In her first campaign against Kemp, Abrams took the unusual step of sending nearly completed mail ballot applications to 1.6 million Georgians her campaign identified as sporadic but Democratic-aligned voters — a tactic that exceeded even the most ambitious one-time mailers sent by earlier Democratic presidential campaigns. With a cost approaching seven figures, Abrams knew it would be inefficient; such applications generally coax participation from less than 10% of participants.
But the campaign identified tens of thousands of new voters from the effort. Abrams ended up outpacing Kemp in mail support by 53,709 votes, though she lost the early in-person vote by 19,895 and the Election Day vote by nearly 94,000. She won about two-thirds of 10,000-plus provisional ballots. She ended up about 19,000 votes short of forcing a runoff, since Georgia law requires a majority to win statewide offices.
Republicans 2021 voting overhaul prohibits the kind of mailer that Abrams sent, allowing only blank state-issued forms. Those now require voter ID — a state ID number or photocopy of the ID — and a voter’s birthday. Much of the information must be repeated with the returned ballot, creating the possibility of more mismatches that could result in the ballot being tossed out.

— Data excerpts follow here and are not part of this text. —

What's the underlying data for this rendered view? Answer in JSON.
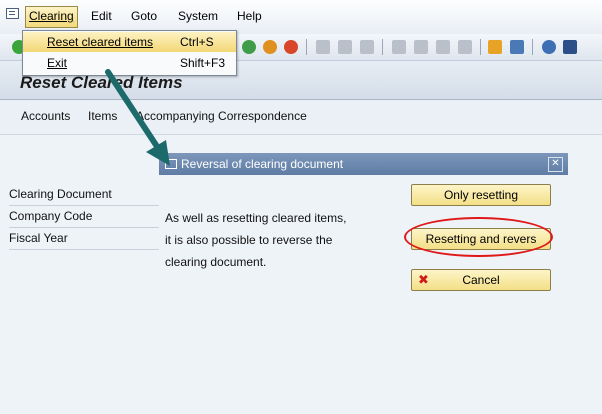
{
  "menubar": {
    "items": [
      {
        "label": "Clearing",
        "active": true
      },
      {
        "label": "Edit"
      },
      {
        "label": "Goto"
      },
      {
        "label": "System"
      },
      {
        "label": "Help"
      }
    ]
  },
  "dropdown": {
    "items": [
      {
        "label": "Reset cleared items",
        "shortcut": "Ctrl+S"
      },
      {
        "label": "Exit",
        "shortcut": "Shift+F3"
      }
    ]
  },
  "page": {
    "title": "Reset Cleared Items",
    "app_toolbar": [
      "Accounts",
      "Items",
      "Accompanying Correspondence"
    ]
  },
  "form": {
    "fields": [
      "Clearing Document",
      "Company Code",
      "Fiscal Year"
    ]
  },
  "dialog": {
    "title": "Reversal of clearing document",
    "close": "✕",
    "text": "As well as resetting cleared items, it is also possible to reverse the clearing document.",
    "buttons": {
      "only_resetting": "Only resetting",
      "resetting_reverse": "Resetting and revers",
      "cancel": "Cancel"
    }
  },
  "colors": {
    "highlight_ellipse": "#e01818",
    "arrow": "#1d6a6a"
  }
}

Groh-Wargo wouldn't offer a specific early voting turnout goal. But she said Abrams’ 2018 early in-person support — 930,131 of her 1.92 million votes — fell short of internal targets. Yet Abrams' overall total, even in defeat, exceeded any Democrat in Georgia history at the time. It was eclipsed by Biden, Warnock and Ossoff as the overall electorate continued to grow.
“All of that makes early voting that much more important,” said Nsé Ufot, who now leads the New Georgia Project, a voting rights group Abrams founded when she was a young state lawmaker.

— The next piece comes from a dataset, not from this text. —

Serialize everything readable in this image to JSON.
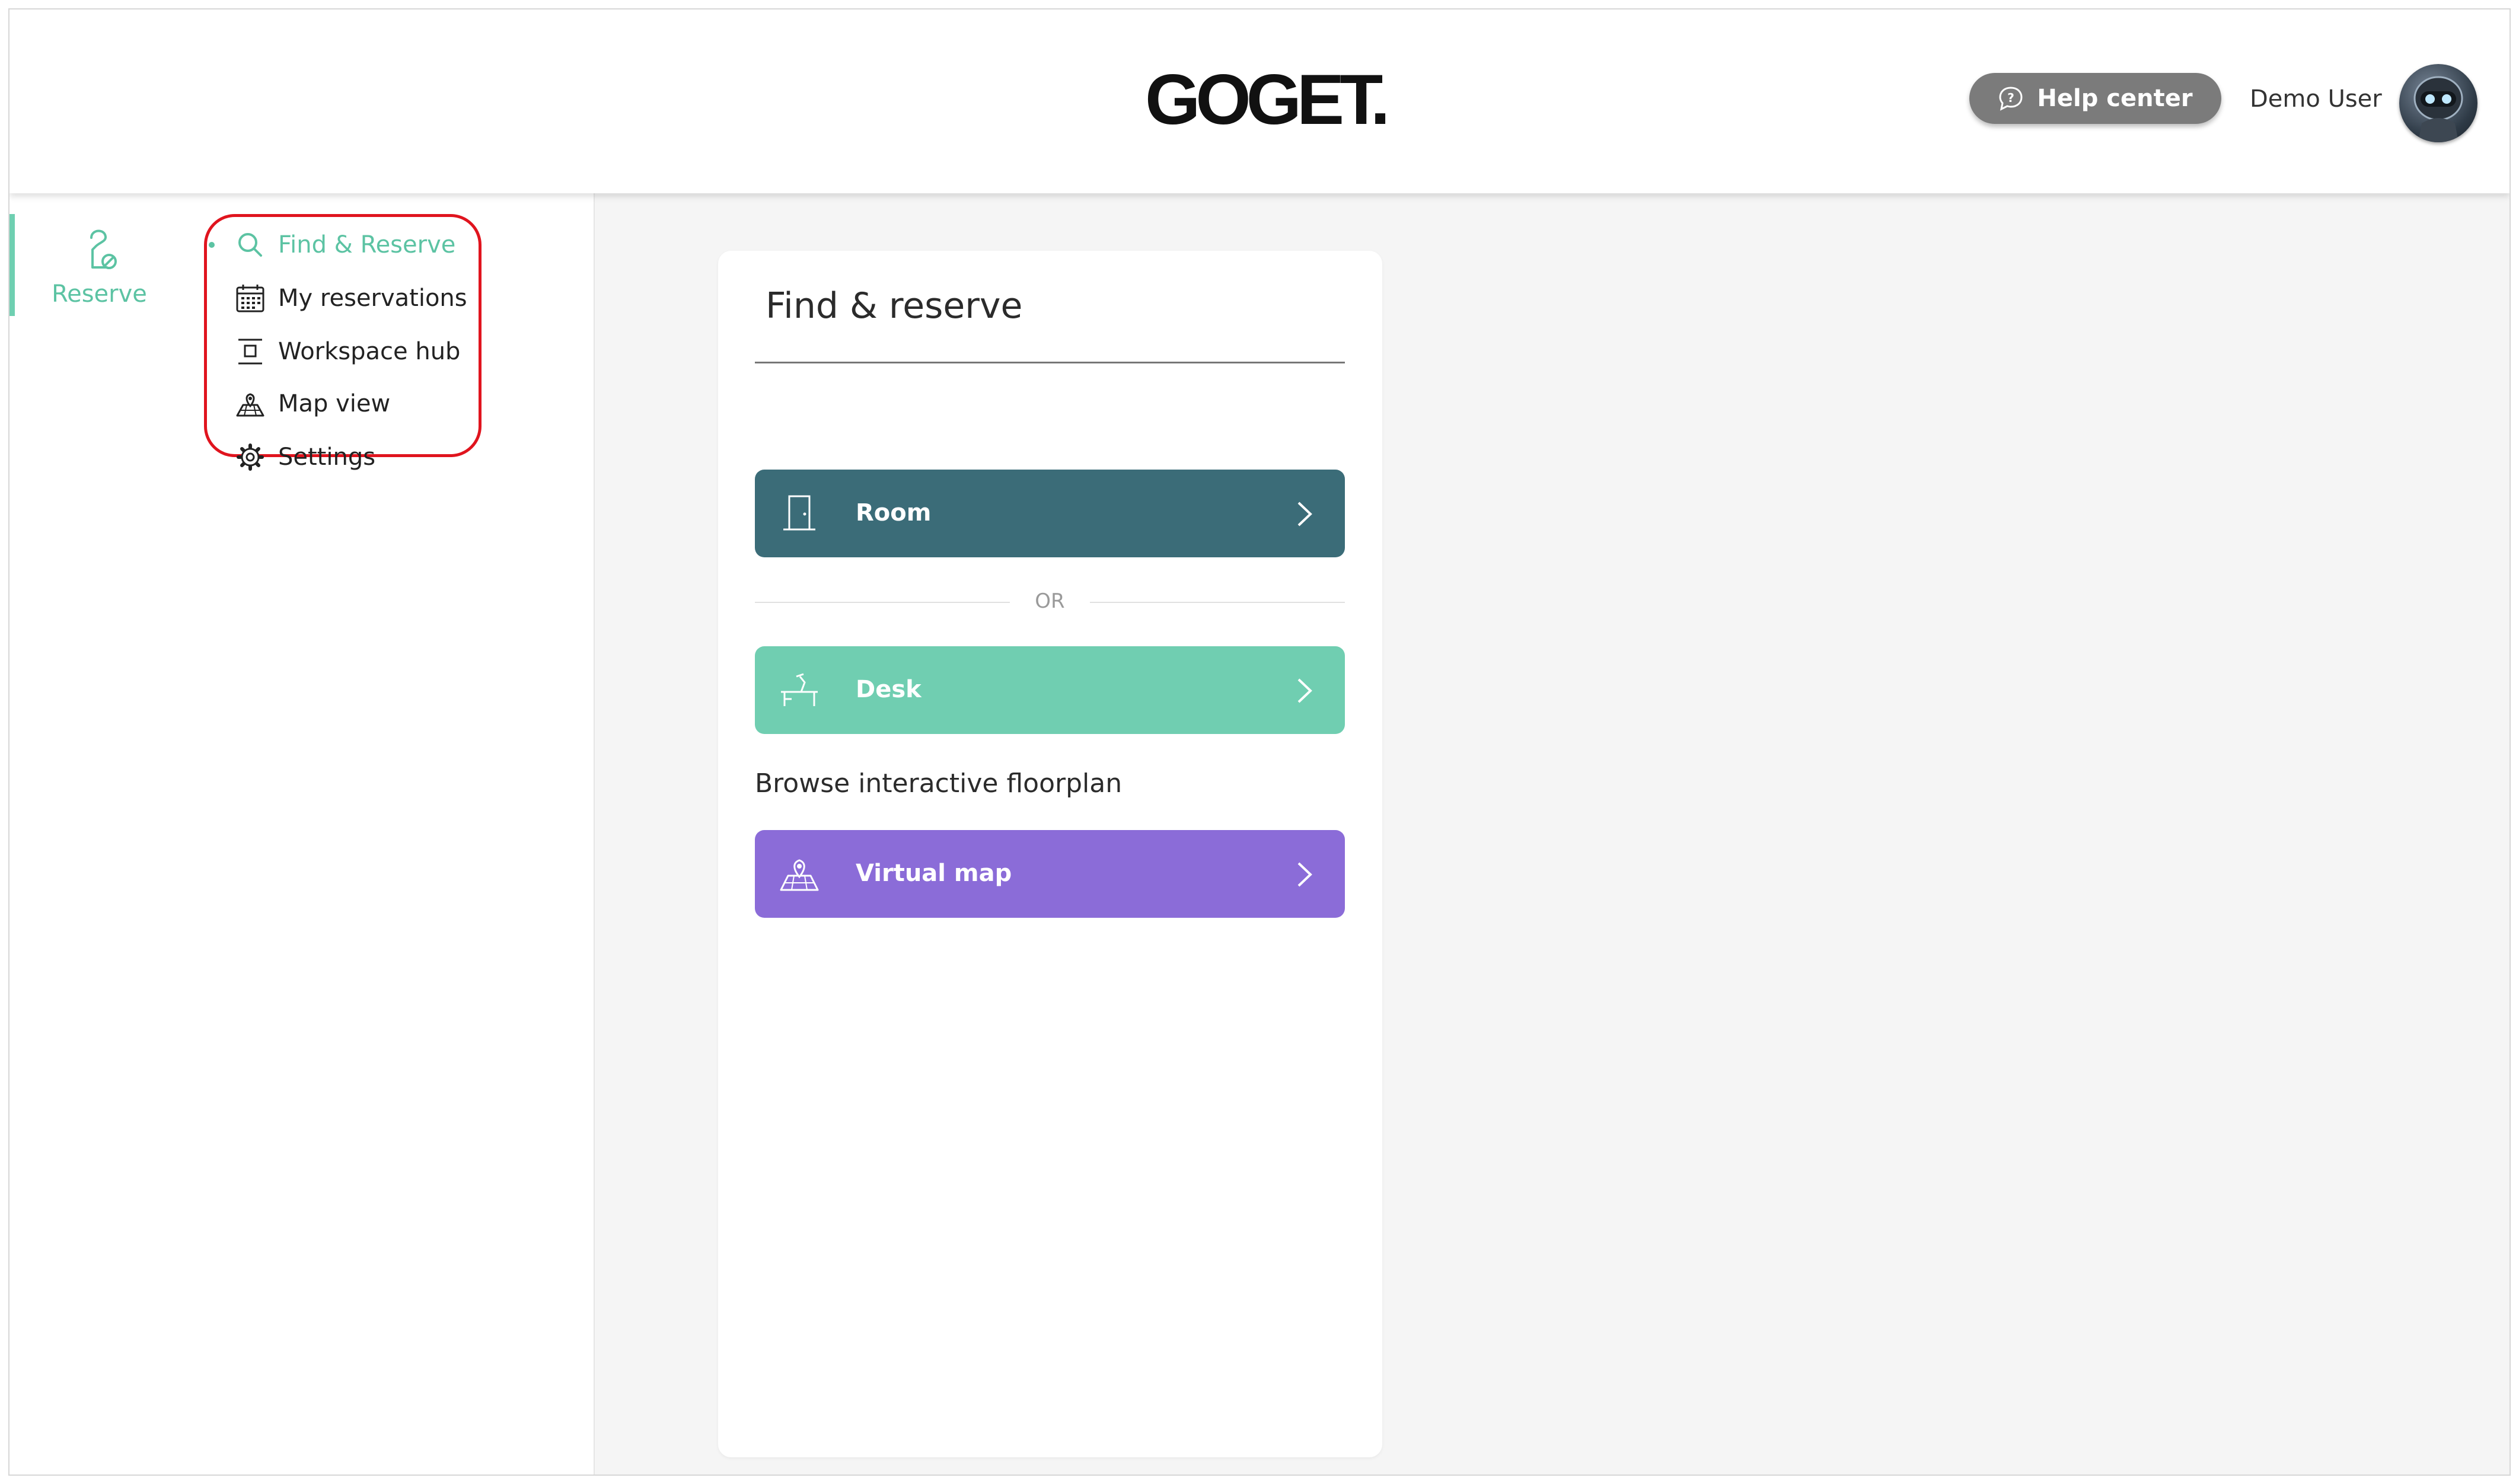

Ufot said her outlet and others like it are pressing early in-person voting in their outreach efforts. New Georgia Project, she said, has registered 30,000 new voters and knocked on 1.3 million doors since the 2021 Senate runoffs, with 1 million more planned before Nov. 8.

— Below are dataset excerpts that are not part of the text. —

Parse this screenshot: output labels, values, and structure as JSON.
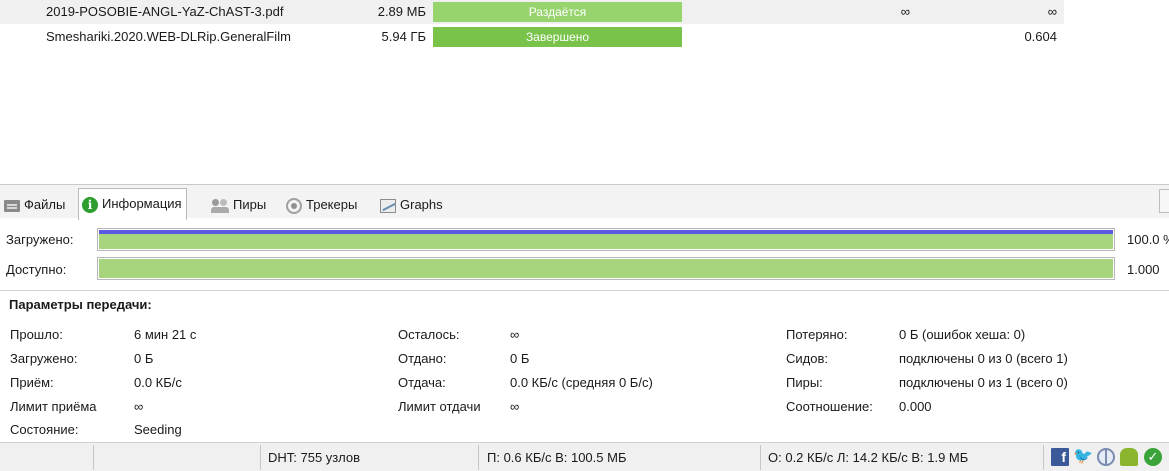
{
  "torrents": [
    {
      "name": "2019-POSOBIE-ANGL-YaZ-ChAST-3.pdf",
      "size": "2.89 МБ",
      "status": "Раздаётся",
      "col_a": "∞",
      "col_b": "∞"
    },
    {
      "name": "Smeshariki.2020.WEB-DLRip.GeneralFilm",
      "size": "5.94 ГБ",
      "status": "Завершено",
      "col_a": "",
      "col_b": "0.604"
    }
  ],
  "tabs": [
    {
      "label": "Файлы",
      "icon": "files-icon"
    },
    {
      "label": "Информация",
      "icon": "info-icon",
      "active": true
    },
    {
      "label": "Пиры",
      "icon": "peers-icon"
    },
    {
      "label": "Трекеры",
      "icon": "trackers-icon"
    },
    {
      "label": "Graphs",
      "icon": "graphs-icon"
    }
  ],
  "progress": {
    "downloaded": {
      "label": "Загружено:",
      "value": "100.0 %",
      "fraction": 1.0
    },
    "available": {
      "label": "Доступно:",
      "value": "1.000",
      "fraction": 1.0
    }
  },
  "transfer": {
    "title": "Параметры передачи:",
    "col1": [
      {
        "label": "Прошло:",
        "value": "6 мин 21 с"
      },
      {
        "label": "Загружено:",
        "value": "0 Б"
      },
      {
        "label": "Приём:",
        "value": "0.0 КБ/с"
      },
      {
        "label": "Лимит приёма",
        "value": "∞"
      },
      {
        "label": "Состояние:",
        "value": "Seeding"
      }
    ],
    "col2": [
      {
        "label": "Осталось:",
        "value": "∞"
      },
      {
        "label": "Отдано:",
        "value": "0 Б"
      },
      {
        "label": "Отдача:",
        "value": "0.0 КБ/с (средняя 0 Б/с)"
      },
      {
        "label": "Лимит отдачи",
        "value": "∞"
      }
    ],
    "col3": [
      {
        "label": "Потеряно:",
        "value": "0 Б (ошибок хеша: 0)"
      },
      {
        "label": "Сидов:",
        "value": "подключены 0 из 0 (всего 1)"
      },
      {
        "label": "Пиры:",
        "value": "подключены 0 из 1 (всего 0)"
      },
      {
        "label": "Соотношение:",
        "value": "0.000"
      }
    ]
  },
  "statusbar": {
    "dht": "DHT: 755 узлов",
    "down": "П: 0.6 КБ/с В: 100.5 МБ",
    "up": "О: 0.2 КБ/с Л: 14.2 КБ/с В: 1.9 МБ",
    "icons": [
      "facebook-icon",
      "twitter-icon",
      "web-icon",
      "android-icon",
      "connection-ok-icon"
    ]
  },
  "colors": {
    "seeding_bar": "#97d46e",
    "completed_bar": "#79c34a",
    "progress_fill": "#a6d57d",
    "download_accent": "#5b5be1"
  }
}
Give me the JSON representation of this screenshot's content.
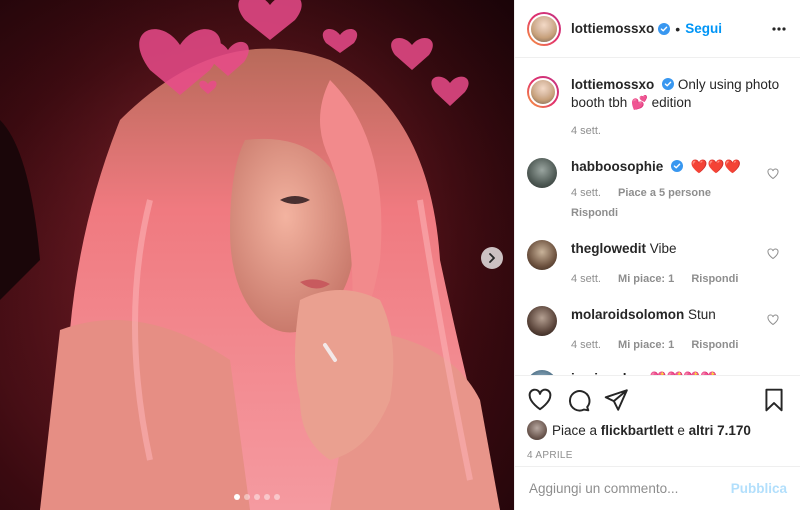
{
  "post": {
    "author": "lottiemossxo",
    "separator": "•",
    "follow_label": "Segui",
    "caption_text": "Only using photo booth tbh 💕 edition",
    "caption_time": "4 sett.",
    "carousel": {
      "slides": 5,
      "active": 1
    }
  },
  "comments": [
    {
      "user": "habboosophie",
      "verified": true,
      "text": "❤️❤️❤️",
      "time": "4 sett.",
      "likes": "Piace a 5 persone",
      "reply": "Rispondi"
    },
    {
      "user": "theglowedit",
      "verified": false,
      "text": "Vibe",
      "time": "4 sett.",
      "likes": "Mi piace: 1",
      "reply": "Rispondi"
    },
    {
      "user": "molaroidsolomon",
      "verified": false,
      "text": "Stun",
      "time": "4 sett.",
      "likes": "Mi piace: 1",
      "reply": "Rispondi"
    },
    {
      "user": "jemimarhys",
      "verified": false,
      "text": "💖💖💖💖",
      "time": "",
      "likes": "",
      "reply": ""
    }
  ],
  "likes": {
    "prefix": "Piace a",
    "user": "flickbartlett",
    "middle": "e",
    "others": "altri 7.170"
  },
  "post_date": "4 APRILE",
  "add_comment": {
    "placeholder": "Aggiungi un commento...",
    "publish_label": "Pubblica"
  },
  "colors": {
    "link_blue": "#0095f6",
    "publish_disabled": "#b2dffc",
    "verified_blue": "#3897f0",
    "muted_text": "#8e8e8e"
  },
  "icons": [
    "heart-icon",
    "comment-icon",
    "share-icon",
    "bookmark-icon",
    "more-icon",
    "verified-icon",
    "chevron-right-icon"
  ]
}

Redesigning voter turnout plans, Groh-Wargo said, doesn’t change Democrats’ underlying necessity to expand the electorate if they hope to win in a historically conservative-leaning state like Georgia. That means many of the 1.6 million households who got Abrams’ mail ballot application in 2018 and didn’t vote will still be getting a visit about early in-person voting.
That expansion strategy, Ufot said, still runs into skepticism among some Democratic donors. “It’s so clear that people have no idea how 2020 happened or 2018 for that matter,” Ufot said.
Behind-the-scenes pressure has intensified, Ufot said, with polls conducted since the beginning of July suggesting a tight race or narrow Kemp lead. Groh-Wargo said she hears the narrative of Abrams “struggling.” She acknowledged a “nasty environment” for Democrats given global inflation and Biden being less popular in Georgia than when he won the state. But the worry, she said, remains rooted in misunderstanding Abrams’ path.
“A lot of our constituencies are ‘persuasion voters,’” Groh-Wargo said. That doesn't mean swing voters, she said, because they're not choosing between Abrams and Kemp — they're deciding whether to back Abrams or not vote at all.
Still, Ufot said, the dynamics put enormous pressure on Abrams and her campaign to succeed so the left's donor base doesn't start short-changing voter turnout networks she said are necessary to tap diverse electorates in traditionally Republican states.
“This is going to be a game of inches,” she said. “We just have to widen the aperture to see what’s at play here.”